L’état de santé d’Ivan continue de se
dégrader. Malgré tout : « Depuis
sa mise à l’écart, [il] n’a cessé de
suivre à distance l’évolution de Debord, essentiellement à travers le bulletin
Potlatch qu’il reçoit depuis le n° 1
(juin 1954). Une année après la rupture, il a croisé Debord par hasard ;
celui-ci a constaté les troubles qui perturbaient le comportement de son ancien
ami, mais la rencontre reste sans suite. »*
Ivan a renoué avec quelques exclus :
Jean-Michel Mension, André-Franck Conord et Gaëtan Langlais. « Au fil du temps, Ivan voit la plupart de ses
amis prendre leurs distances avec lui ; la maladie l’a rendu d’un abord
difficile. Langlais est l’un des derniers à rester proche. Entre eux se crée
une complicité forte : elle est scellée par la haine qu’ils vouent à Guy
Debord. » Mais Gaëtan Langlais est loin d’être un modèle d’équilibre.

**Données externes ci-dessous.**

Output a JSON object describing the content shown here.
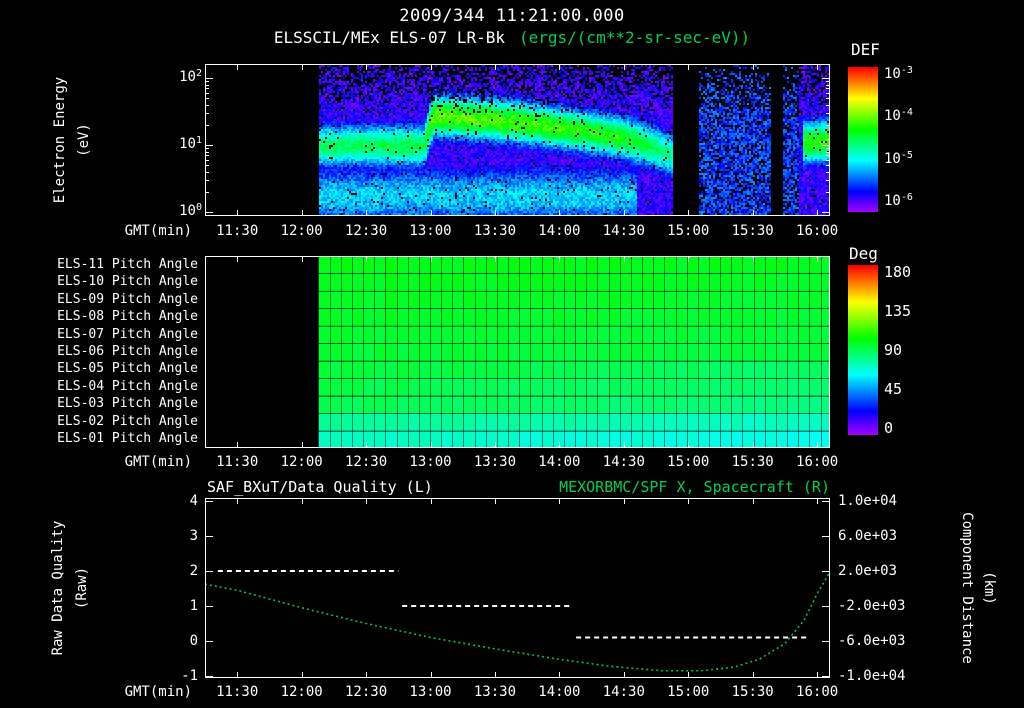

« Ivan laisse entendre qu’un jour,
lors d’une de ses crises, il m’a retenu d’assassiner quelqu’un, armé d’un
couteau. “oui, j’ai rudement fauté en sauvant ou presque la vie de Langlais en
56… Avec un long couteau… Il était au bord du meurtre, et dans un état tel que
s’il l’avait fait, il serait en service fermé pour le reste de ces
jours…” » Cependant leur haine mutuelle de Debord les lie :
« Ils ne lui pardonnent pas de les avoir
effacés de l’histoire de l’I.L. Langlais n’a jamais dû digérer le motif de son
exclusion, “sottise” ; et Chtcheglov a encore sur le cœur la façon
cavalière dont Debord s’est comporté au moment de leur rupture, uniquement
soucieux de régner sans partage sur le groupe. Il est surtout atterré de voir,
au fil des numéros de Potlatch, bon
nombre de ses idées, des thèmes et des textes qu’il avait élaborés au temps de
leur compagnonnage repris sans que sa contribution soit jamais
mentionnée. »
Mais bientôt, l’I.L. va disparaître pour
céder la place à une organisation d’une autre envergure : l’Internationale
Situationniste. Pourtant, pour qui lit le premier numéro de son luxueux
bulletin la continuité est évidente. En effet, l’I.S. « réalise en partie le programme d’une
nouvelle I.L. élaboré quelques année plus tôt avec Chtcheglov et Straram » ;
c’est donc fort logiquement que figure, en bonne place, dans ce premier numéro d’I.S. le Formulaire pour un urbanisme nouveau d’Ivan qui constitue à la fois
une reconnaissance et un appel du pied de Debord à son ancien complice. La
question est de savoir pourquoi Debord éprouvait maintenant le besoin de revenir sur le passé en ressuscitant l’un
de ses fantômes ? Il y avait certes la continuité évoquée précédemment ;
et peut-être « [l]es échos que
Debord recueillait sur le compte de son ancien ami lui laissait[-t-il] penser que le moment était propice pour une
telle tentative » comme le disent Apostolidès et Donné. Ou bien Debord
essayait-il de réparer tardivement les torts qu’il savait avoir vis-à-vis de
Chtcheglov ? Quoi qu’il en soit, il était trop tard : « La fatigue qui écrase Ivan, l’empêche de
comprendre qu’avec le premier numéro d’Internationale situationniste, Debord lui à tendu la main. La
réconciliation n’aura pas lieu ; pire, cette tentative va exacerber la
méfiance et l’hostilité de son ancien ami. Dans les publications
situationnistes, celui-ci voit moins un hommage qu’une appropriation de ses
dépouilles intellectuelles. »
_____________________
* « La
dernière fois que j’ai rencontré Ivan, vers l’été 55, nous avons parlé,
cordialement, des malentendus passés — qu’il attribuait à de véritables
troubles psychiques, et aux problèmes qu’il avait rencontré dans sa liaison
avec Hélène. Mais il paraissait abattu et changé. Comme nous n’avions guère de
préoccupations communes apparentes, et comme on le découvrait tristement
entouré de déchets du type Conord-Mension, prolonger ce mode de contact n’était
pas souhaitable. » (Lettre de Debord à Patrick Straram, 25 août 1960, Correspondance, volume I.)
Il faut quand même noter les : « déchets du type Conord-Mension », réunis dans le même opprobre. On viendra peut-être nous dire que c’était les mœurs du milieu ; il n’empêche.
Il faut quand même noter les : « déchets du type Conord-Mension », réunis dans le même opprobre. On viendra peut-être nous dire que c’était les mœurs du milieu ; il n’empêche.